A Unified Model of Categorical Effects in Consonant and Vowel Perception

Saturday, February 16, 2013
Auditorium/Exhibit Hall C (Hynes Convention Center)
Yakov Kronrod , University of Maryland, College Park, MD
Emily Coppess , University of Chicago, Chicago, IL
Naomi H. Feldman , University of Maryland, College Park, MD
Background

Phonetic categories affect our perception of speech sounds. The degree of these effects is seen by considering identification and discrimination along a continuum between two sounds. The strongest effects are found for stop consonants, where people tell sounds apart across a category boundary, but struggle to detect within-category differences (Categorical Perception). With vowels, perceived much more continuously, people had an increased ability to detect within-category differences and the shift in identification between categories was more shallow (Perceptual Magnet Effect). We contend that all categorical effects can be explained with a unified probabilistic Bayesian model, with degree of categorical effects corresponding to a single parametric variation within the model.

Methods

The model we use has two sources of variability in the speech signal – meaningful variability from within the category and perceptual and acoustic noise. The listener uses optimal Bayesian inference to weight the fine acoustic detail and underlying category centers to determine the intended production. We examine the model fit to behavioral identification and discrimination data for vowels, stop consonants, and fricatives. This fit gives us parameters including category means, category variances, and noise variance. We examine the ratio of these two variances for different phoneme classes and correlate this with degree of categoricity.

Results

We consider two metrics of performance: model fit and predictive power for degree of Categoricity. First, we find that our model provides very good fits to behavioral data for all three phoneme classes, with fitted categories matching closely human production data. Second, we find a systematic relationship between the meaningful:noise variance ratio and the degree of observed categorical effects on perception. From most categorical to least categorical we got ratio values of 0.17, 1.90, and 6.69 for voiced stop consonants, fricatives (average), and vowels, respectively.
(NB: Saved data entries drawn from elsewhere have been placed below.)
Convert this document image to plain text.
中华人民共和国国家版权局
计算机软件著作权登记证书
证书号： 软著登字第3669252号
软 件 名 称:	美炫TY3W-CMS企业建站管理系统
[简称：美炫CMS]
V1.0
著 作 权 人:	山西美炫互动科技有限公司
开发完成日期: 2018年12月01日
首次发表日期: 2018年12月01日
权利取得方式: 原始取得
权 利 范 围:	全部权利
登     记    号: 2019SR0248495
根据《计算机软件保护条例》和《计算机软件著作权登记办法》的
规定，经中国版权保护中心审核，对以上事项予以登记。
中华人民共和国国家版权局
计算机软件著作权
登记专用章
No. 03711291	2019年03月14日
These findings fit perfectly with previous work which was inconclusive about the categorical influence on perception of fricatives, but clear categorical effects for stop consonants, and roughly continuous perception of vowels.

Conclusions

Our simulations show that perception of vowels, fricatives, and stop consonant can be captured by a unified model. The degree of categorical effects on these various phonemes is explained as parametric variation within a single framework. In the spirit of Occam’s Razor, we now explain with one phenomenon what before needed two.